1.1. How to use Git¶
HORTON uses Git for version control.
A version control systems (VCS) allows many people to copy and modify the same source code while keeping track of all changes made. The VCS software also helps you merge different developments into one common source tree.
To refresh your mind on commonly used Git commands, please refer to Git Reference.
This section goes through the basics of VCSs to get you started with developing new features in HORTON. Although the commands below are specific to Git, the following entails good practices that can be generalized and applied to other modern VCS such as Bazaar or Mercurial.
1.1.1. Installing Git¶
The installation of git is covered in the sections Development tools (Linux) or Development tools (Mac).
1.1.2. Git configuration¶
We recommend you to set the following in your ~/.gitconfig
file:
[user]
name = {Replace by your official name: First M. Last}
email = {Replace by a decent e-mail address, cfr. corresponding author on a paper.}
[color]
diff = auto
status = auto
interactive = auto
branch = auto
[push]
default = simple
Also, install our pre-commit script as follows:
cp -a tools/pre-commit .git/hooks/
This hook imposes some baseline quality checks on each commit:
#!/bin/bash
red="\033[1;31m"
color_end="\033[0m"
# Check unwanted trailing whitespace or space/tab indents;
if [[ `git diff --cached --check` ]]; then
echo -e "${red}Commit failed: trailing whitespace, trailing empty lines, DOS/Windows line endings${color_end}"
git diff --cached --check
exit 1
fi
# Check for untracked files (not in .gitignore)
if [[ `git status -u data horton doc scripts tools -s | grep "^??"` ]]; then
echo -e "${red}Commit failed: untracked files (not in .gitignore).${color_end}"
git status -u data horton doc scripts tools -s | grep "^??"
exit 1
fi
# Check for new print statements
if [[ `git diff --cached | grep '^+' | sed 's/^.//' | sed 's:#.*$::g' | grep 'print '` ]]; then
echo -e "${red}Commit failed: print statements${color_end}"

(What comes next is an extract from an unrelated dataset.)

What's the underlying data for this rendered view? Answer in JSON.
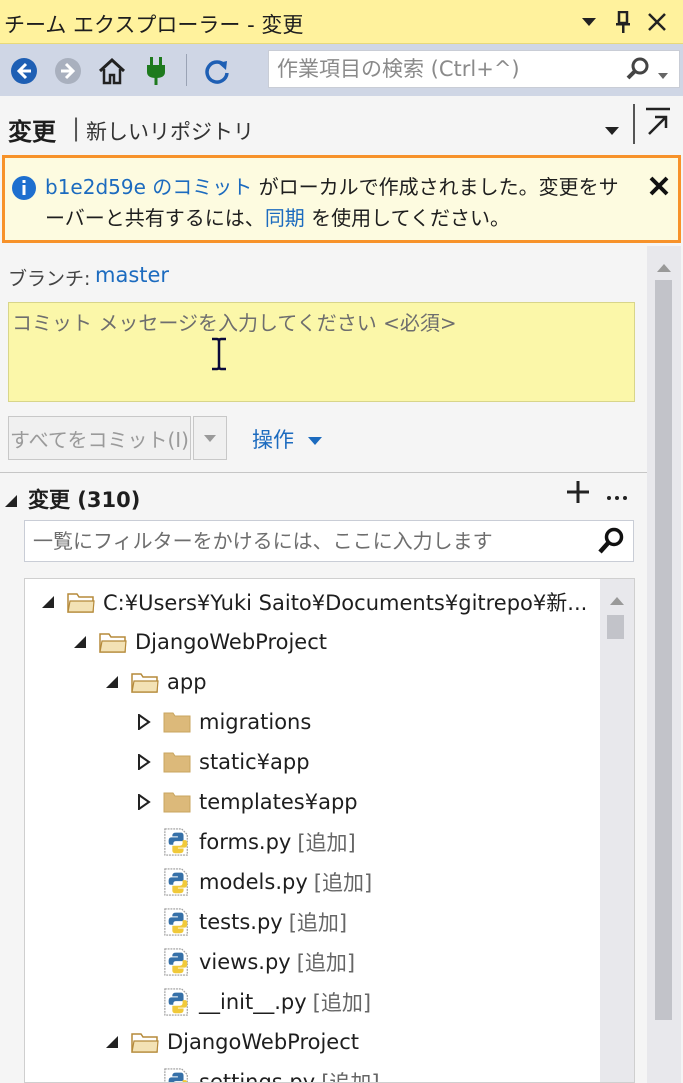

git diff --cached | grep '^+' | sed 's/^.//' | sed 's:#.*$::g' | grep print
exit 1
fi
The last part of the pre-commit
script checks for python print
lines. These should
not be used in the HORTON library. If you think you have legitimate reasons to ignore this
check, use the --no-verify
option when comitting.
Furthermore, it is useful to include the current branch in your shell prompt. To
do so, put one of the following in your ~/.bashrc
(Linux) or
~/.bash_profile
(Mac OS X) file:
For terminals with a dark background:
GIT_PS='$(__git_ps1 ":%s")' export PS1="\[\033[1;32m\]\u@\h\[\033[00m\] \[\033[1;34m\]\w\[\033[00m\]\[\033[1;33m\]${GIT_PS}\[\033[1;34m\]>\[\033[00m\] "
For terminals with a light background:
GIT_PS='$(__git_ps1 ":%s")' export PS1="\[\033[2;32m\]\u@\h\[\033[00m\]:\[\033[2;34m\]\w\[\033[3;31m\]${GIT_PS}\[\033[00m\]$ "
You can customize it to your taste. You may also want to add the export
PROMPT_DIRTRIM=3
line to keep the shell prompt short. If you are a happy vim
user, you can set export EDITOR=vim
to get syntax highlighting when writing
commit messages.
1.1.3. Some terminology¶
- Patch
- A set of changes in the source code. These are typically recorded in a patch file. Such a file specifies a set of lines that are removed and a set of lines that are added.
- SHA-1 hash
- A numerical checksum of a given length in bytes (in this case 256) for a much larger amount of data, e.g. a very long character string. There are usually two main goals when designing hashing algorithms: (i) it is not possible to derive the original data from a hash and (ii) a small change in the original data completely changes the hash. The MD5 checksum is well known and often used for CD images, but it is not great in terms of the above two hashing objectives.
- Commit
- A patch with some extra information: author, timestamp, a SHA-1 hash of the code to which it applies, and some other things.
- Branch
A series of commits that describe the history of the source code.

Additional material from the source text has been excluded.